Performance Improvement

I've noted a couple times that this.draw is expensive because we're setting up the entire pipeline. Let's fix that so that we boot in one step and then just modify the things that matter in draw.

I'm not going to go through all of it but it's basically moving one-time things to bootGpu (create vertex buffer and context), texture changes to updateTexture (texture and sampler creation), and shader changes to updateShader (create shader module) and everything else to draw and sharing things internally with private variables. There's also a ready-state pattern:

#ready;
#setReady;
constructor(){
  //...other stuff
  this.#ready = new Promise((res) => {
    this.#setReady = res;
  }); 
}

This lets us setup a promise but resolve it from the outside.
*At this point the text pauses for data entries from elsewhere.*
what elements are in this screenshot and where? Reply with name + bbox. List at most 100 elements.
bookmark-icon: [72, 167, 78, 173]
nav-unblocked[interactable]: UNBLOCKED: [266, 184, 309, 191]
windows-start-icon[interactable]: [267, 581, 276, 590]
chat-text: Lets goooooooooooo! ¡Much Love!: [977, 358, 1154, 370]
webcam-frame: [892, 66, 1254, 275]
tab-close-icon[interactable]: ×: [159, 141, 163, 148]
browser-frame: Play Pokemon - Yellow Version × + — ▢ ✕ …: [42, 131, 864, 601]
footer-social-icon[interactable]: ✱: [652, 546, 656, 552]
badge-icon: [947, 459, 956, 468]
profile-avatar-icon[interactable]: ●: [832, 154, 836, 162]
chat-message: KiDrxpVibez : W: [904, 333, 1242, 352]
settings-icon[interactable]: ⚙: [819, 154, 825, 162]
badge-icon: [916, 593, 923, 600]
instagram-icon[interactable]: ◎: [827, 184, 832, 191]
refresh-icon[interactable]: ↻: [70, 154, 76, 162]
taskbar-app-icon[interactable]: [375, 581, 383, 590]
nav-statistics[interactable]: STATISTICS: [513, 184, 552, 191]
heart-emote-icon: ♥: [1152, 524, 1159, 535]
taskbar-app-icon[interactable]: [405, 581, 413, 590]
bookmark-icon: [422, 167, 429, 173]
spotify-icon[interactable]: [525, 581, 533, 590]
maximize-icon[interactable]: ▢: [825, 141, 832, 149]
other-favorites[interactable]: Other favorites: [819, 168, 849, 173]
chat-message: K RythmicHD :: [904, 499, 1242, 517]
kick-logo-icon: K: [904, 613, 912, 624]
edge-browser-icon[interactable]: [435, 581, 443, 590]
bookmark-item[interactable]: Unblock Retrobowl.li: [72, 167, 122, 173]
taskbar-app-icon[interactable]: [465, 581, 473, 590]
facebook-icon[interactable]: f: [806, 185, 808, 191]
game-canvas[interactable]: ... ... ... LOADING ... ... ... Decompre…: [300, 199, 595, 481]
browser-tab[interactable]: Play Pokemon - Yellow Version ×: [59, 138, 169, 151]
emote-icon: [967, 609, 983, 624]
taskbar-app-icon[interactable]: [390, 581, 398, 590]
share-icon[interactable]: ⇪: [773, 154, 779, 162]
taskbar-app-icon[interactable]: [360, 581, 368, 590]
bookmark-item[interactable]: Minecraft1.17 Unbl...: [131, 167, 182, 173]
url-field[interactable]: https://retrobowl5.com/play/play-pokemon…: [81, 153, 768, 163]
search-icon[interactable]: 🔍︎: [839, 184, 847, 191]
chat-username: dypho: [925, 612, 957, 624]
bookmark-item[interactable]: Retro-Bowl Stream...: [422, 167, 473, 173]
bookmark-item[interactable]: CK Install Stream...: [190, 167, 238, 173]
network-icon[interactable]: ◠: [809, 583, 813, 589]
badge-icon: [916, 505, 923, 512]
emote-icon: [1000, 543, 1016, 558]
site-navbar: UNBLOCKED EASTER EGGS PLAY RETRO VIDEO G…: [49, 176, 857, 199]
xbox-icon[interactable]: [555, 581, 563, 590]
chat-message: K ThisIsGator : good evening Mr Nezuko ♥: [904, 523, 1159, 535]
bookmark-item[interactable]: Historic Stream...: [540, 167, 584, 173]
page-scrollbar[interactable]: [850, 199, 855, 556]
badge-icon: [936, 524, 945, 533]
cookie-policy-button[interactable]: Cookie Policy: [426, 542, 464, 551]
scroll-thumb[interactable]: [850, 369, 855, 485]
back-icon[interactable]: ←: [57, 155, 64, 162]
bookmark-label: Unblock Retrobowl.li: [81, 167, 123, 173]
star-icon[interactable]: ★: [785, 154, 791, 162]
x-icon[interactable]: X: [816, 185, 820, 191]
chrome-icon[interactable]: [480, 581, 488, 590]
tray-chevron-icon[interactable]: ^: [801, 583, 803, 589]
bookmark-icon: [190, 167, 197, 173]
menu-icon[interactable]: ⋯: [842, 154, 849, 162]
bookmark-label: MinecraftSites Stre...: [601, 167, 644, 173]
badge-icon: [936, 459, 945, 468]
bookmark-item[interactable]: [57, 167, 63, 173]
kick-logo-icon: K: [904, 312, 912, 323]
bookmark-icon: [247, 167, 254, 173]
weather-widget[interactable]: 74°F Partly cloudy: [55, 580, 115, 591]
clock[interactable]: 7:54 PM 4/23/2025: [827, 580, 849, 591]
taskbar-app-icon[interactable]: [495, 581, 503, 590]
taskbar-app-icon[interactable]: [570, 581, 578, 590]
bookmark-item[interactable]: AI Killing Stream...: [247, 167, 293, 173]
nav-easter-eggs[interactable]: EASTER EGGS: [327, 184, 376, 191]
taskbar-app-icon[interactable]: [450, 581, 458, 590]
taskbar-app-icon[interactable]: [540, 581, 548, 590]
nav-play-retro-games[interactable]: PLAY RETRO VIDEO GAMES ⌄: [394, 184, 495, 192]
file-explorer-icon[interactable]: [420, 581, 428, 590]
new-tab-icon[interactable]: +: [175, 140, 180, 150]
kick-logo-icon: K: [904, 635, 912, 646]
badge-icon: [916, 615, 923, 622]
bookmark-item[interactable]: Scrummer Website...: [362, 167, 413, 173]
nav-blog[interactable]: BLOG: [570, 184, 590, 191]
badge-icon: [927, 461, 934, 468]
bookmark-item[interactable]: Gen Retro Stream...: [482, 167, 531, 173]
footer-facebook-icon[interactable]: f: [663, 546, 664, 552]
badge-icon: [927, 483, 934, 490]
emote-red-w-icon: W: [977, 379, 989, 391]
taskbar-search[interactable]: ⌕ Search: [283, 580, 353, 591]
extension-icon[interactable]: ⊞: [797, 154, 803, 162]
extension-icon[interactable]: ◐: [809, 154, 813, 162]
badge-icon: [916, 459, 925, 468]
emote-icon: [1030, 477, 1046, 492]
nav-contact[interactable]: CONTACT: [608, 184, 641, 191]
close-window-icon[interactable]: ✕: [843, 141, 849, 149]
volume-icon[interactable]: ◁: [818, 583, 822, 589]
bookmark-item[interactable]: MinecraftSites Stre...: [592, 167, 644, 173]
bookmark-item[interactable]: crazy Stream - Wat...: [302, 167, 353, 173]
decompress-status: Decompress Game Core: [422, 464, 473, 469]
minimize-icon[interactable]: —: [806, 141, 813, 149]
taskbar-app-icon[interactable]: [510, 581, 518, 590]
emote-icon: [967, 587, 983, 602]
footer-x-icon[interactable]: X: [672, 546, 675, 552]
We can use #setReady later in connectedCallback:

await this.bootGpu();
this.#setReady();

This allows us to set gaurds in updateTexture, updateShader, and draw:

async updateShader() {
  if(!this.#src && !this.dom.script) return;
  await this.#ready;
  // ... other stuff
}

So if the attributes trigger before the GPU is setup (and from my testing getting the adapter can take seconds) this leaves it waiting until the device is ready and it can proceed without error.
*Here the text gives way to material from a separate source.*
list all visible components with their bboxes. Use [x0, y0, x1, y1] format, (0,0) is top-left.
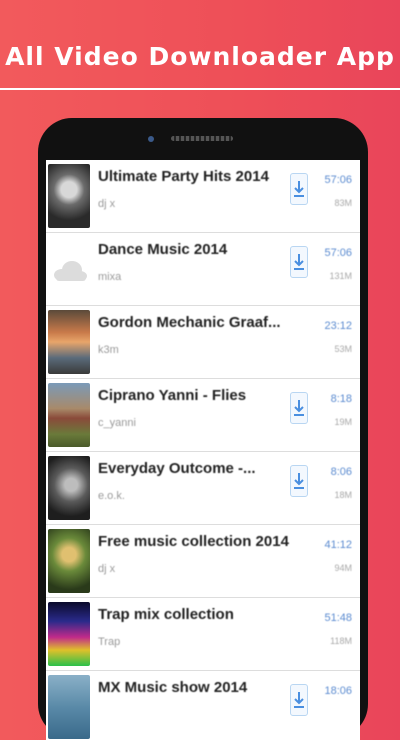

The optimization is pretty scattershot, moving things around and then seeing if it still works. It could still be improved but it at least gets us to the point where draws are cheaper. One of the main things to watch out for is that the commandEncoder can only be used once. I don't understand why but don't call it again after you call finish or you'll get weird errors so this has to be part of draw.